BecauseJS eventually got better and everyone moved to new versions and Babel. If you'd offered an alternative, maybe they would have moved to that.

> Dart was an optionally typed language and is actually older than TypeScript.

OK.

> Is the "was" part of that intentional?

Yep, a lot of Ruby folk moved to node, now they're in Elixir or Go.

> I think you have to aim for where you think users will be, otherwise you end up irrelevant by the time you launch.

I totally agree, but I think those cowpaths give you a good idea of where the ball is moving, particularly syntactically. And it doesn't seem like Dart paid any attention to that signal at all.

Lars (and company) approach to implement a Dart VM in Chrome was just ahead of its time. WASM is an attempt to accomplish a similar goal and implement a common VM. Perhaps, in the near future, Dart can be a syntax to compile to WASM and accomplish Lars' intentions.
Don't forget Clojurescript which heavily influenced the development of React. Clojure is unique in the landscape of modern programming languages.
What I don’t understand is why people are excited about the new features of JavaScript. The problem with JavaScript has never been that it doesn’t have enough features or syntactic sugar. The problem with JavaScript is that it has a rotten, unsafe core. Its very nature is antithetical to writing robust software, yet we need it to create dynamic UI applications.
I’m not convinced Javascript boils down to anything worse than other dynamically-typed languages.

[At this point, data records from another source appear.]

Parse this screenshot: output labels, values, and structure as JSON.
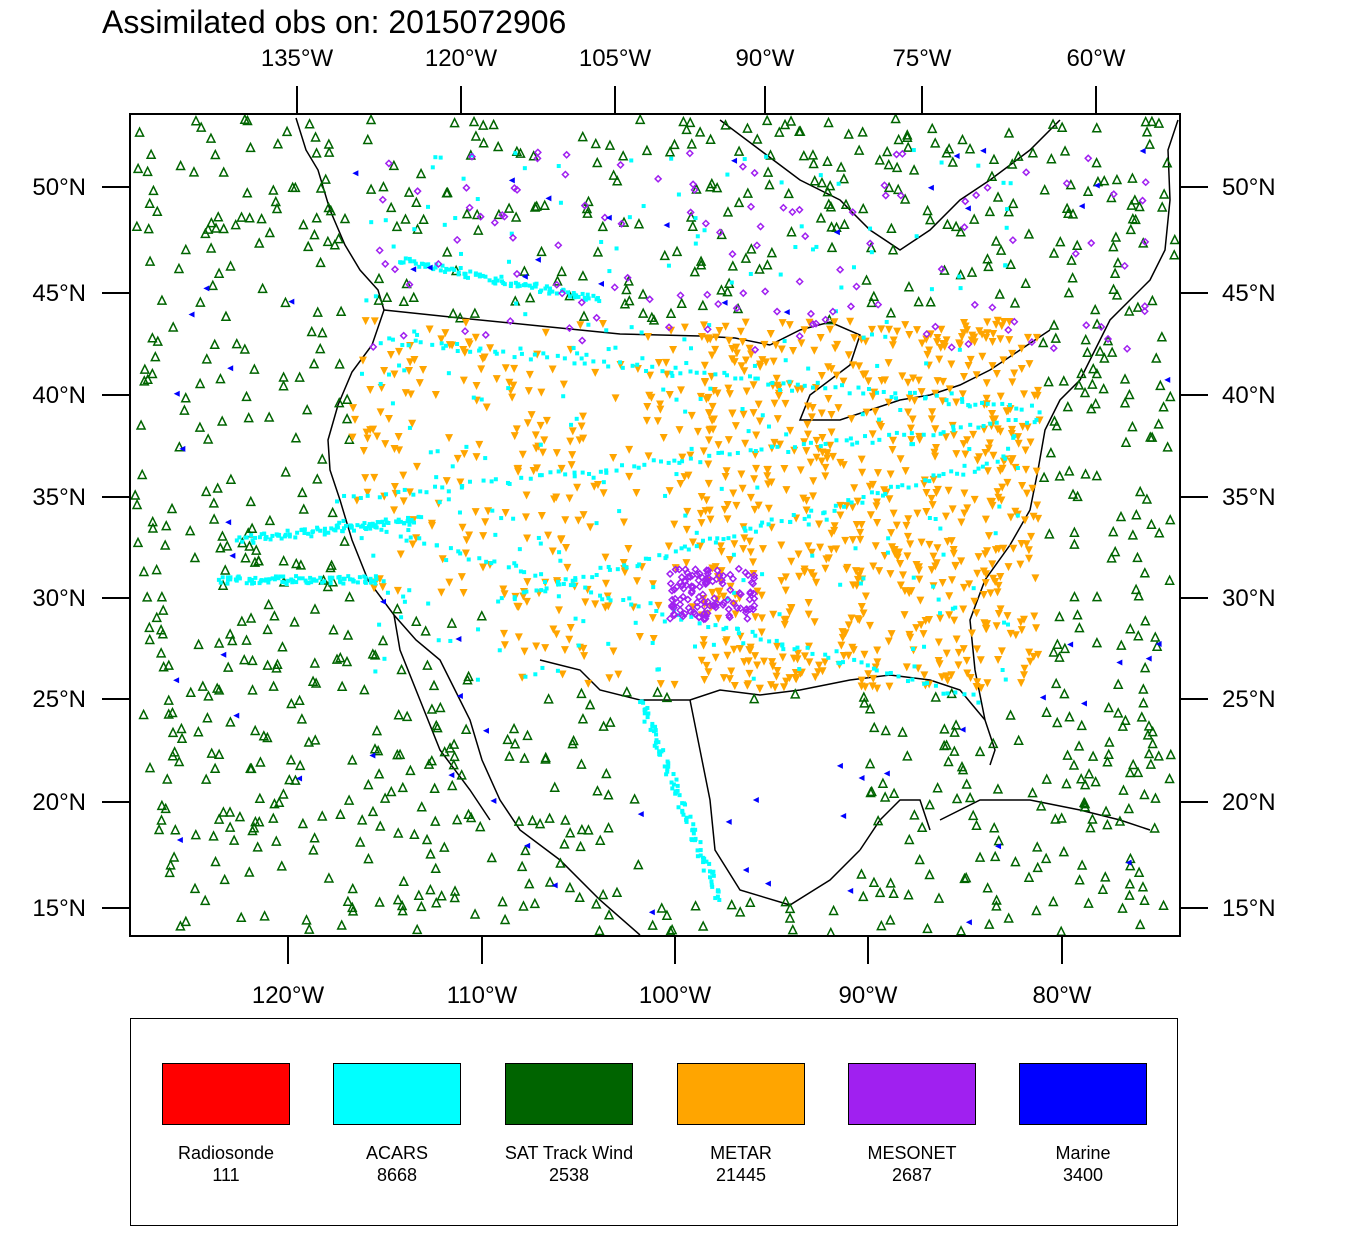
{
  "title": "Assimilated obs on: 2015072906",
  "axes": {
    "top_lon": [
      "135°W",
      "120°W",
      "105°W",
      "90°W",
      "75°W",
      "60°W"
    ],
    "bottom_lon": [
      "120°W",
      "110°W",
      "100°W",
      "90°W",
      "80°W"
    ],
    "left_lat": [
      "50°N",
      "45°N",
      "40°N",
      "35°N",
      "30°N",
      "25°N",
      "20°N",
      "15°N"
    ],
    "right_lat": [
      "50°N",
      "45°N",
      "40°N",
      "35°N",
      "30°N",
      "25°N",
      "20°N",
      "15°N"
    ]
  },
  "legend": [
    {
      "label": "Radiosonde",
      "count": "111",
      "color": "#ff0000"
    },
    {
      "label": "ACARS",
      "count": "8668",
      "color": "#00ffff"
    },
    {
      "label": "SAT Track Wind",
      "count": "2538",
      "color": "#006400"
    },
    {
      "label": "METAR",
      "count": "21445",
      "color": "#ffa500"
    },
    {
      "label": "MESONET",
      "count": "2687",
      "color": "#a020f0"
    },
    {
      "label": "Marine",
      "count": "3400",
      "color": "#0000ff"
    }
  ],
  "colors": {
    "radiosonde": "#ff0000",
    "acars": "#00ffff",
    "sat": "#006400",
    "metar": "#ffa500",
    "mesonet": "#a020f0",
    "marine": "#0000ff",
    "coast": "#000000"
  }
}
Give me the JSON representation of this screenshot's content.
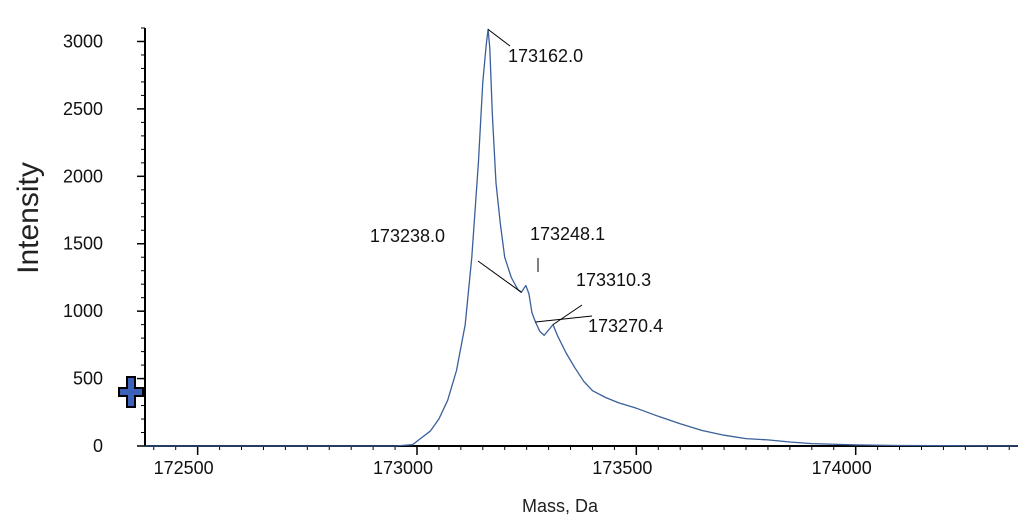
{
  "chart_data": {
    "type": "line",
    "title": "",
    "xlabel": "Mass, Da",
    "ylabel": "Intensity",
    "xlim": [
      172380,
      174370
    ],
    "ylim": [
      0,
      3100
    ],
    "xticks": [
      172500,
      173000,
      173500,
      174000
    ],
    "yticks": [
      0,
      500,
      1000,
      1500,
      2000,
      2500,
      3000
    ],
    "grid": false,
    "line_color": "#3a5f9a",
    "series": [
      {
        "x": [
          172380,
          172600,
          172800,
          172950,
          172990,
          173010,
          173030,
          173050,
          173070,
          173090,
          173110,
          173125,
          173140,
          173150,
          173158,
          173162,
          173166,
          173172,
          173180,
          173190,
          173200,
          173215,
          173230,
          173238,
          173244,
          173248,
          173255,
          173262,
          173270,
          173280,
          173290,
          173300,
          173310,
          173320,
          173340,
          173360,
          173380,
          173400,
          173430,
          173460,
          173500,
          173550,
          173600,
          173650,
          173700,
          173750,
          173800,
          173850,
          173900,
          174000,
          174100,
          174200,
          174370
        ],
        "y": [
          0,
          0,
          0,
          0,
          10,
          60,
          110,
          200,
          340,
          560,
          900,
          1400,
          2100,
          2700,
          2980,
          3090,
          2950,
          2450,
          1950,
          1650,
          1400,
          1250,
          1160,
          1140,
          1170,
          1190,
          1130,
          990,
          920,
          850,
          820,
          860,
          900,
          820,
          690,
          580,
          480,
          410,
          360,
          320,
          280,
          220,
          165,
          115,
          80,
          55,
          45,
          30,
          18,
          8,
          4,
          2,
          0
        ]
      }
    ],
    "annotations": [
      {
        "text": "173162.0",
        "x": 173162,
        "y": 3090
      },
      {
        "text": "173238.0",
        "x": 173238,
        "y": 1140
      },
      {
        "text": "173248.1",
        "x": 173248,
        "y": 1190
      },
      {
        "text": "173310.3",
        "x": 173310,
        "y": 900
      },
      {
        "text": "173270.4",
        "x": 173270,
        "y": 920
      }
    ]
  }
}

Except it has features other langs don’t like async/await and async-everything.

This is why many people including myself use Javascript even on the server. For example, I’d consider Python a downgrade.

I point this out because it seems to be news to you that many people find Javascript pleasant and disdain for its “unsafe core”, whatever that means, extremely oversold.

> What I don’t understand is why people are excited about the new features of JavaScript.

They're excited because new features are useful to lots of people.